A concepção dialéctica é isto: a história da filosofia contém em certa medida o seu contrário, a filosofia, e viceversa.
Os professores que, seguindo Desidério Murcho e os apologistas do vácuo filosófico, não dão teses da história da filosofia e tentam apagar esta em nome da «liberdade de filosofar» conduzem, em regra, os alunos ao analfabetismo filosófico. Abolir a história da filosofia do ensino da filosofia é regressar à idade das cavernas.
É como se os arquitectos do século XXI decidissem derrubar o templo de Diana de Évora, o Mosteiro dos Jerónimos, as catedrais góticas, o Alhambra de Granada e todos os monumentos clássicos do mundo inteiro em nome da liberdade de «descobrir e criar a verdadeira arquitectura». Se as diversas ciências fizessem o mesmo, isto é, se a física não ensinasse as leis de Boyle e Gay-Lussac, a lei da gravitação universal de Newton, o modelo de átomo de Bohr, que aprenderiam os alunos, como se desenvolveriam intelectualmente em tempo útil nas escolas?
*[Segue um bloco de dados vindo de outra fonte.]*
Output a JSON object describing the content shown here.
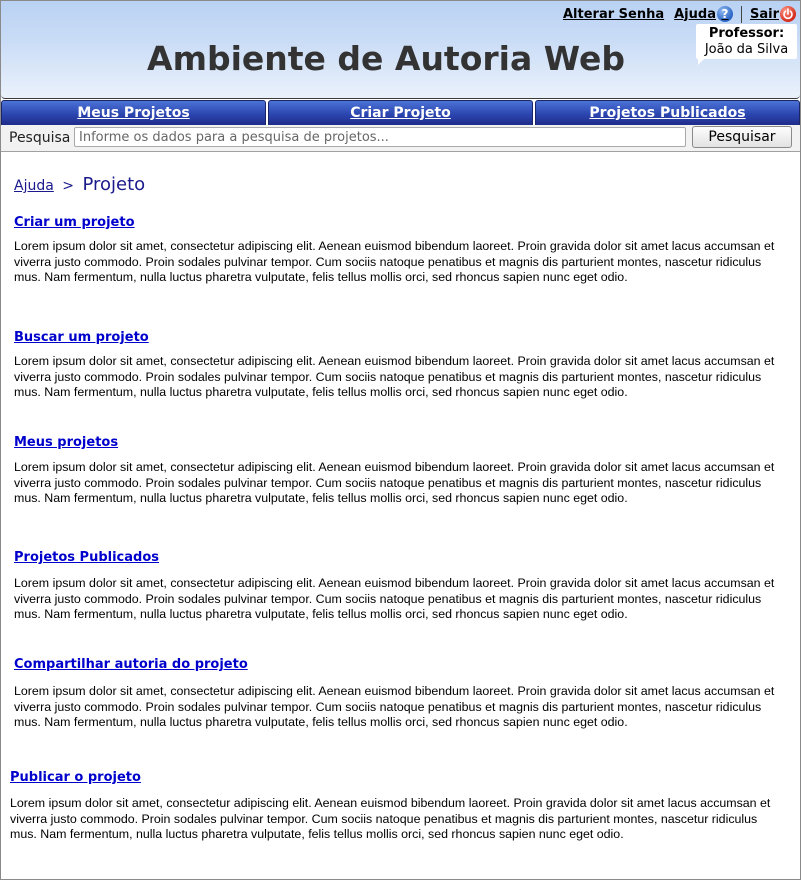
{
  "header": {
    "title": "Ambiente de Autoria Web",
    "links": {
      "alterar_senha": "Alterar Senha",
      "ajuda": "Ajuda",
      "sair": "Sair"
    },
    "professor": {
      "role": "Professor:",
      "name": "João da Silva"
    }
  },
  "nav": {
    "tabs": [
      "Meus Projetos",
      "Criar Projeto",
      "Projetos Publicados"
    ]
  },
  "search": {
    "label": "Pesquisa",
    "placeholder": "Informe os dados para a pesquisa de projetos...",
    "button": "Pesquisar"
  },
  "breadcrumb": {
    "parent": "Ajuda",
    "separator": ">",
    "current": "Projeto"
  },
  "sections": [
    {
      "title": "Criar um projeto",
      "text": "Lorem ipsum dolor sit amet, consectetur adipiscing elit. Aenean euismod bibendum laoreet. Proin gravida dolor sit amet lacus accumsan et viverra justo commodo. Proin sodales pulvinar tempor. Cum sociis natoque penatibus et magnis dis parturient montes, nascetur ridiculus mus. Nam fermentum, nulla luctus pharetra vulputate, felis tellus mollis orci, sed rhoncus sapien nunc eget odio."
    },
    {
      "title": "Buscar um projeto",
      "text": "Lorem ipsum dolor sit amet, consectetur adipiscing elit. Aenean euismod bibendum laoreet. Proin gravida dolor sit amet lacus accumsan et viverra justo commodo. Proin sodales pulvinar tempor. Cum sociis natoque penatibus et magnis dis parturient montes, nascetur ridiculus mus. Nam fermentum, nulla luctus pharetra vulputate, felis tellus mollis orci, sed rhoncus sapien nunc eget odio."
    },
    {
      "title": "Meus projetos",
      "text": "Lorem ipsum dolor sit amet, consectetur adipiscing elit. Aenean euismod bibendum laoreet. Proin gravida dolor sit amet lacus accumsan et viverra justo commodo. Proin sodales pulvinar tempor. Cum sociis natoque penatibus et magnis dis parturient montes, nascetur ridiculus mus. Nam fermentum, nulla luctus pharetra vulputate, felis tellus mollis orci, sed rhoncus sapien nunc eget odio."
    },
    {
      "title": "Projetos Publicados",
      "text": "Lorem ipsum dolor sit amet, consectetur adipiscing elit. Aenean euismod bibendum laoreet. Proin gravida dolor sit amet lacus accumsan et viverra justo commodo. Proin sodales pulvinar tempor. Cum sociis natoque penatibus et magnis dis parturient montes, nascetur ridiculus mus. Nam fermentum, nulla luctus pharetra vulputate, felis tellus mollis orci, sed rhoncus sapien nunc eget odio."
    },
    {
      "title": "Compartilhar autoria do projeto",
      "text": "Lorem ipsum dolor sit amet, consectetur adipiscing elit. Aenean euismod bibendum laoreet. Proin gravida dolor sit amet lacus accumsan et viverra justo commodo. Proin sodales pulvinar tempor. Cum sociis natoque penatibus et magnis dis parturient montes, nascetur ridiculus mus. Nam fermentum, nulla luctus pharetra vulputate, felis tellus mollis orci, sed rhoncus sapien nunc eget odio."
    },
    {
      "title": "Publicar o projeto",
      "text": "Lorem ipsum dolor sit amet, consectetur adipiscing elit. Aenean euismod bibendum laoreet. Proin gravida dolor sit amet lacus accumsan et viverra justo commodo. Proin sodales pulvinar tempor. Cum sociis natoque penatibus et magnis dis parturient montes, nascetur ridiculus mus. Nam fermentum, nulla luctus pharetra vulputate, felis tellus mollis orci, sed rhoncus sapien nunc eget odio."
    }
  ]
}
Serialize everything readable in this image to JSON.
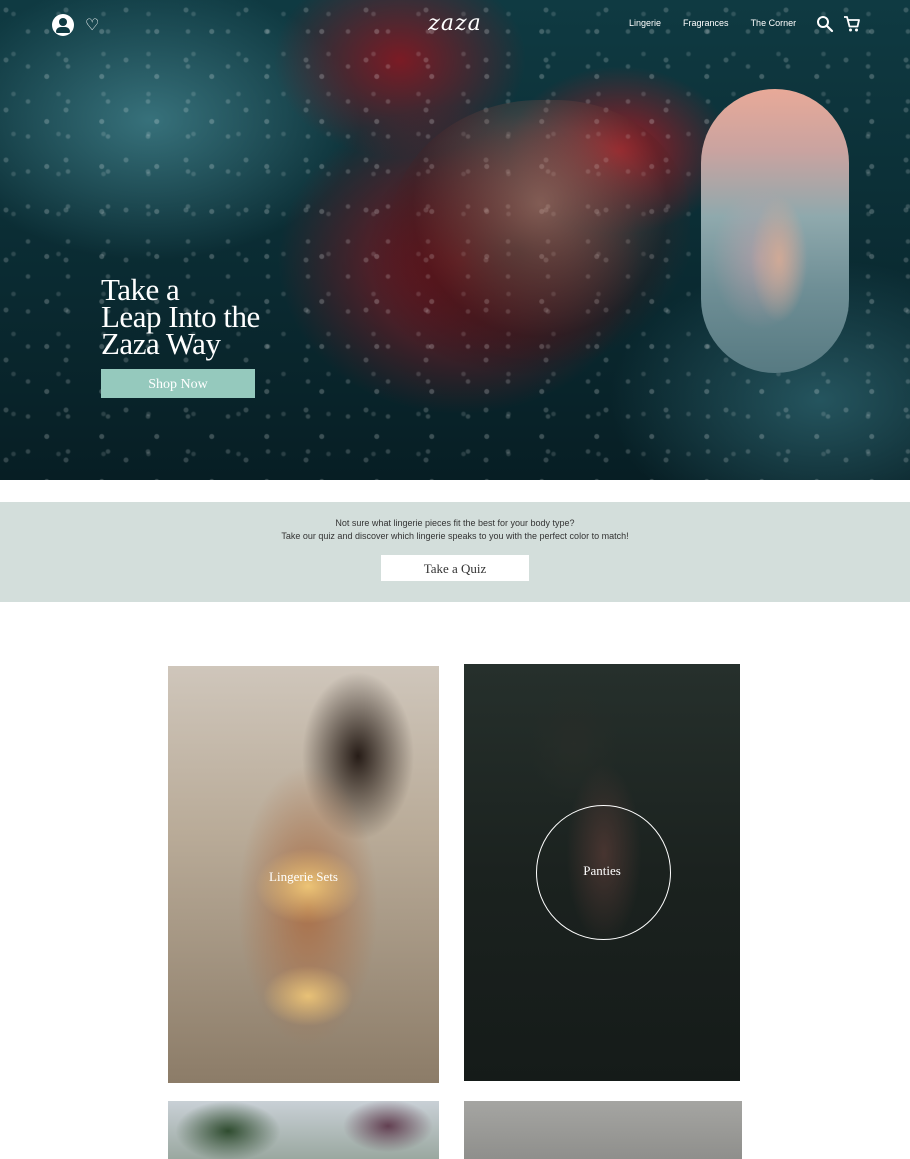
{
  "brand": {
    "logo": "zaza"
  },
  "nav": {
    "links": [
      "Lingerie",
      "Fragrances",
      "The Corner"
    ]
  },
  "hero": {
    "title_lines": [
      "Take a",
      "Leap Into the",
      "Zaza Way"
    ],
    "cta_label": "Shop Now"
  },
  "quiz": {
    "line1": "Not sure what lingerie pieces fit the best for your body type?",
    "line2": "Take our quiz and discover which lingerie speaks to you with the perfect color to match!",
    "button_label": "Take a Quiz"
  },
  "categories": [
    {
      "label": "Lingerie Sets"
    },
    {
      "label": "Panties"
    }
  ],
  "colors": {
    "accent": "#95c9bd",
    "quiz_band": "#d3dedb",
    "hero_water": "#0f3a42"
  },
  "icons": [
    "account-icon",
    "heart-icon",
    "search-icon",
    "cart-icon"
  ]
}
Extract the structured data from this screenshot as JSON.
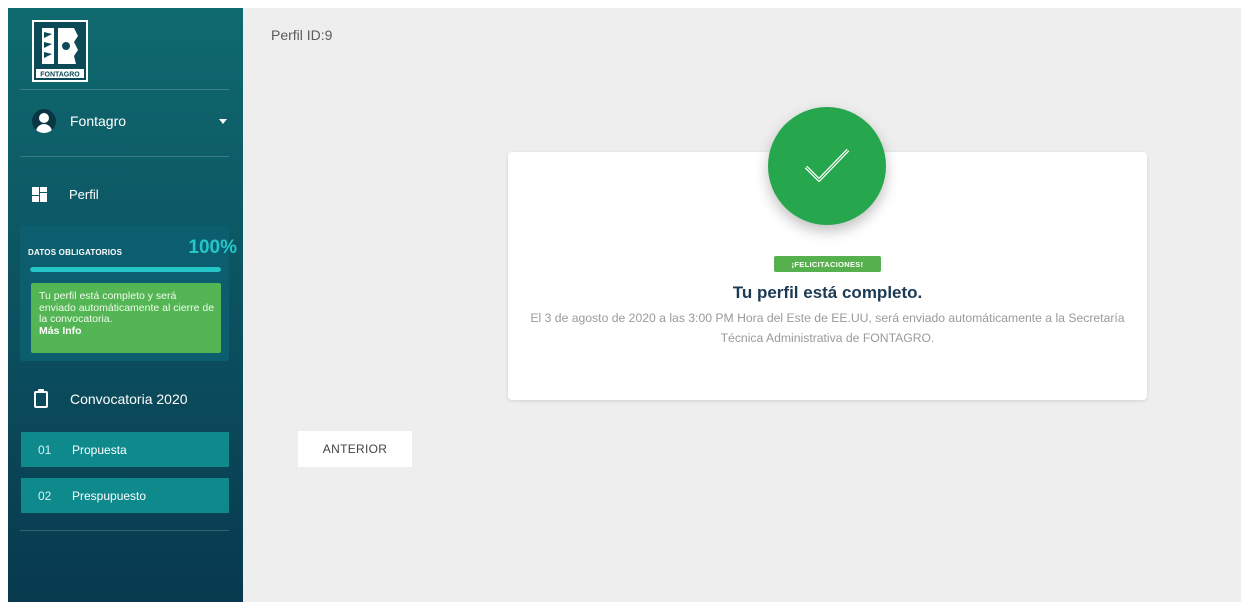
{
  "sidebar": {
    "logo_text": "FONTAGRO",
    "user": {
      "name": "Fontagro"
    },
    "perfil_label": "Perfil",
    "datos": {
      "title": "DATOS OBLIGATORIOS",
      "percent_label": "100%",
      "progress": 1.0,
      "message": "Tu perfil está completo y será enviado automáticamente al cierre de la convocatoria.",
      "link": "Más Info"
    },
    "convocatoria_label": "Convocatoria 2020",
    "steps": [
      {
        "num": "01",
        "label": "Propuesta"
      },
      {
        "num": "02",
        "label": "Prespupuesto"
      }
    ]
  },
  "main": {
    "perfil_id": "Perfil ID:9",
    "badge": "¡FELICITACIONES!",
    "title": "Tu perfil está completo.",
    "description": "El 3 de agosto de 2020 a las 3:00 PM Hora del Este de EE.UU, será enviado automáticamente a la Secretaría Técnica Administrativa de FONTAGRO.",
    "anterior_button": "ANTERIOR"
  },
  "colors": {
    "sidebar_top": "#0f6a6f",
    "sidebar_bottom": "#08394e",
    "accent_cyan": "#25c6c8",
    "success_green": "#26a74d",
    "info_green": "#53b553",
    "step_teal": "#0e8a8d"
  },
  "icons": [
    "fontagro-logo",
    "user-avatar-icon",
    "caret-down-icon",
    "dashboard-grid-icon",
    "clipboard-icon",
    "checkmark-icon"
  ]
}
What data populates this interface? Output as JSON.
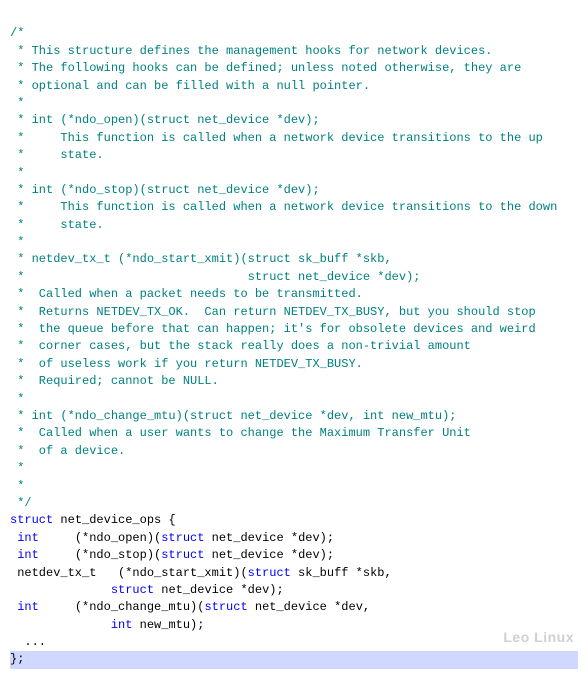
{
  "comment": {
    "open": "/*",
    "l1": " * This structure defines the management hooks for network devices.",
    "l2": " * The following hooks can be defined; unless noted otherwise, they are",
    "l3": " * optional and can be filled with a null pointer.",
    "l4": " *",
    "l5": " * int (*ndo_open)(struct net_device *dev);",
    "l6": " *     This function is called when a network device transitions to the up",
    "l7": " *     state.",
    "l8": " *",
    "l9": " * int (*ndo_stop)(struct net_device *dev);",
    "l10": " *     This function is called when a network device transitions to the down",
    "l11": " *     state.",
    "l12": " *",
    "l13": " * netdev_tx_t (*ndo_start_xmit)(struct sk_buff *skb,",
    "l14": " *                               struct net_device *dev);",
    "l15": " *  Called when a packet needs to be transmitted.",
    "l16": " *  Returns NETDEV_TX_OK.  Can return NETDEV_TX_BUSY, but you should stop",
    "l17": " *  the queue before that can happen; it's for obsolete devices and weird",
    "l18": " *  corner cases, but the stack really does a non-trivial amount",
    "l19": " *  of useless work if you return NETDEV_TX_BUSY.",
    "l20": " *  Required; cannot be NULL.",
    "l21": " *",
    "l22": " * int (*ndo_change_mtu)(struct net_device *dev, int new_mtu);",
    "l23": " *  Called when a user wants to change the Maximum Transfer Unit",
    "l24": " *  of a device.",
    "l25": " *",
    "l26": " *",
    "close": " */"
  },
  "kw": {
    "struct": "struct",
    "int": "int"
  },
  "code": {
    "net_device_ops": " net_device_ops {",
    "open_a": "     (*ndo_open)(",
    "open_b": " net_device *dev);",
    "stop_a": "     (*ndo_stop)(",
    "stop_b": " net_device *dev);",
    "xmit_a": " netdev_tx_t   (*ndo_start_xmit)(",
    "xmit_b": " sk_buff *skb,",
    "xmit_c": "              ",
    "xmit_d": " net_device *dev);",
    "mtu_a": "     (*ndo_change_mtu)(",
    "mtu_b": " net_device *dev,",
    "mtu_c": "              ",
    "mtu_d": " new_mtu);",
    "dots": "  ...",
    "end": "};"
  },
  "watermark": "Leo Linux"
}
2) Não há contradição nenhuma entre ensinar filosofia e ensinar história da filosofia - a não ser, claro, nas mentes confusas de Desidério Murcho e do seu grupo de «iluminados». O ensino da filosofia compõe-se de duas vertentes: história da filosofia (ou história das ideias filosóficas, que é o mesmo) e heurística (arte de pensar e descobrir a verdade por si mesmo). Os professores inteligentes e competentes sabem combinar estas duas vertentes nas suas aulas (a tradição e a criação inovadora). A história da filosofia está dentro da filosofia embora não esgote a extensão desta. Não são mutuamente extrínsecas entre si.
Ao invés do que sugere Desidério, estudar as ideias de Platão, Guilherme de Ockam, Nicolau de Cusa, Leibniz ou Schopenhauer não impede ninguém de filosofar, de pensar pela sua própria cabeça, antes pelo contrário, estimula a verve filosófica de cada aluno. Existe o risco da memorização na avaliação? Sim, mas a memória é necessária à inteligência criativa e não é má, em si mesma. Há um risco ainda maior nos que optam por abolir a tradição filosófica: o do vacuismo anti historicista e conteudal, susceptível de produzir alunos «livres» e ignorantes, porque não solicitados aos desafios do pensamento consagrado historicamente.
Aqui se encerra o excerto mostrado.